Backdated Signature Facilitates Nuclear Program
P.M. David Ben Gurion during his first meeting with president Charles de Gaulle, 1960. Photo: National Photo Collection of Israel

September 30, 1957

French Prime Minister Maurice Bourgès-Maunoury backdates to today his signature on a letter granting Israel’s request for France’s cooperation in building a heavy-water nuclear reactor and reprocessing facility. He actually signs the letter Oct. 1, the same day he is voted out of office, but he uses the previous day’s date to ensure the validity of his approval. Although the official agreement between the countries emphasizes the reactor’s peaceful power-generating purposes, the project off the books is meant to facilitate weapons programs for both nations.

Knowing that Israel would always be outnumbered by its Arab neighbors, Israeli Prime Minister David Ben-Gurion focused by the mid-1950s on developing a nuclear weapons capability. Under the U.S. Atoms for Peace Initiative, Israel signed an agreement for the United States to provide it with a small research reactor with guarantees to limit the technology to peaceful uses, but because the reactor would not provide a path to a military capability, Israel turned instead to France. Shimon Peres, then the director-general of the Defense Ministry, led the work toward a deal with France.

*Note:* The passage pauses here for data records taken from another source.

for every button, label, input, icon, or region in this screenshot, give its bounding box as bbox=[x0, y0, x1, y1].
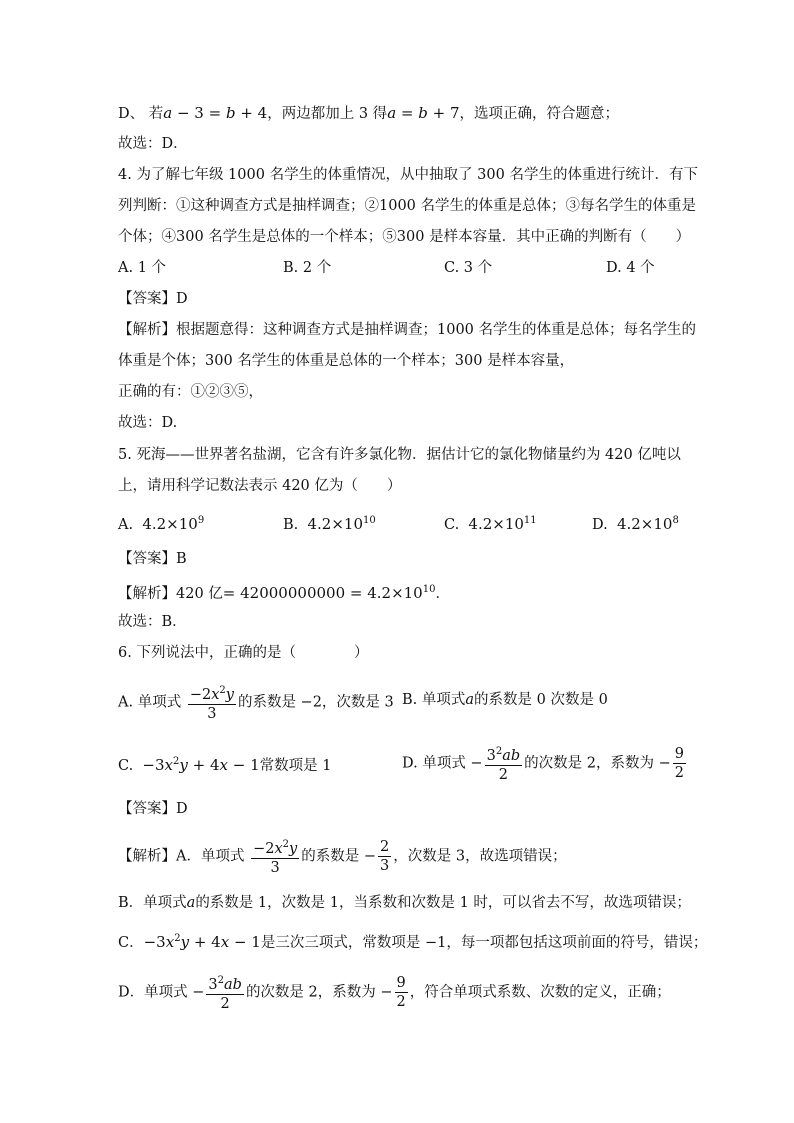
q5-answer: 【答案】B bbox=[118, 551, 187, 567]
q6-explanation-b: B．单项式a的系数是 1，次数是 1，当系数和次数是 1 时，可以省去不写，故选项错误； bbox=[118, 895, 691, 911]
q5-option-c: C. $4.2\times 10^{11}$ bbox=[444, 514, 537, 533]
q6-answer: 【答案】D bbox=[118, 801, 188, 817]
q4-selection: 故选：D. bbox=[118, 415, 178, 431]
q4-stem-line3: 个体；④300 名学生是总体的一个样本；⑤300 是样本容量．其中正确的判断有（ ） bbox=[118, 229, 691, 245]
q5-stem-line1: 5. 死海——世界著名盐湖，它含有许多氯化物．据估计它的氯化物储量约为 420 亿吨以 bbox=[118, 447, 681, 463]
q4-answer: 【答案】D bbox=[118, 291, 188, 307]
q4-option-c: C. 3 个 bbox=[444, 260, 493, 276]
q5-selection: 故选：B． bbox=[118, 614, 187, 630]
q5-explanation: 【解析】420 亿= $42000000000 = 4.2\times 10^{10}$． bbox=[118, 583, 450, 602]
q4-option-b: B. 2 个 bbox=[283, 260, 332, 276]
q6-explanation-d: D．单项式 − $\frac{3^2ab}{2}$ 的次数是 2，系数为 − $\frac{9}{2}$ ，符合单项式系数、次数的定义，正确； bbox=[118, 972, 671, 1013]
q5-option-b: B. $4.2\times 10^{10}$ bbox=[283, 514, 376, 533]
q5-option-a: A. $4.2\times 10^9$ bbox=[118, 514, 205, 533]
q5-option-d: D. $4.2\times 10^8$ bbox=[592, 514, 679, 533]
q5-stem-line2: 上，请用科学记数法表示 420 亿为（ ） bbox=[118, 478, 402, 494]
q4-explanation-line3: 正确的有：①②③⑤， bbox=[118, 384, 263, 400]
q6-explanation-a: 【解析】A．单项式 $\frac{-2x^2y}{3}$ 的系数是 − $\frac{2}{3}$ ，次数是 3，故选项错误； bbox=[118, 836, 567, 877]
q4-option-a: A. 1 个 bbox=[118, 260, 167, 276]
selection-line: 故选：D． bbox=[118, 136, 188, 152]
q6-option-b: B. 单项式a的系数是 0 次数是 0 bbox=[402, 692, 608, 708]
q6-stem: 6. 下列说法中，正确的是（ ） bbox=[118, 645, 369, 661]
q4-stem-line1: 4. 为了解七年级 1000 名学生的体重情况，从中抽取了 300 名学生的体重进行统计．有下 bbox=[118, 167, 698, 183]
q4-stem-line2: 列判断：①这种调查方式是抽样调查；②1000 名学生的体重是总体；③每名学生的体重是 bbox=[118, 198, 697, 214]
option-d-line: D、 若a − 3 = b + 4，两边都加上 3 得a = b + 7，选项正确，符合题意； bbox=[118, 104, 620, 122]
q4-option-d: D. 4 个 bbox=[606, 260, 655, 276]
q6-option-c: C. $-3x^2y + 4x - 1$常数项是 1 bbox=[118, 756, 332, 774]
q4-explanation-line1: 【解析】根据题意得：这种调查方式是抽样调查；1000 名学生的体重是总体；每名学生的 bbox=[118, 322, 697, 338]
q6-option-d: D. 单项式 − $\frac{3^2ab}{2}$ 的次数是 2，系数为 − $\frac{9}{2}$ bbox=[402, 743, 688, 784]
q6-option-a: A. 单项式 $\frac{-2x^2y}{3}$ 的系数是 −2，次数是 3 bbox=[118, 682, 394, 723]
q6-explanation-c: C．$-3x^2y + 4x - 1$是三次三项式，常数项是 −1，每一项都包括这项前面的符号，错误； bbox=[118, 933, 708, 951]
q4-explanation-line2: 体重是个体；300 名学生的体重是总体的一个样本；300 是样本容量， bbox=[118, 353, 575, 369]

France did not pursue its own weapons program until the 1956 Suez Crisis, when a Soviet threat to use nuclear weapons if France, Britain and Israel didn’t withdraw from Egyptian territory emphasized the French vulnerability without a nuclear deterrent. France decided to become a nuclear-armed power, opening the door for Peres to persuade the French to help Israel build its secret nuclear facility at Dimona in the Negev.

Although Israel is widely believed to have nuclear weapons, it has never officially acknowledged their existence.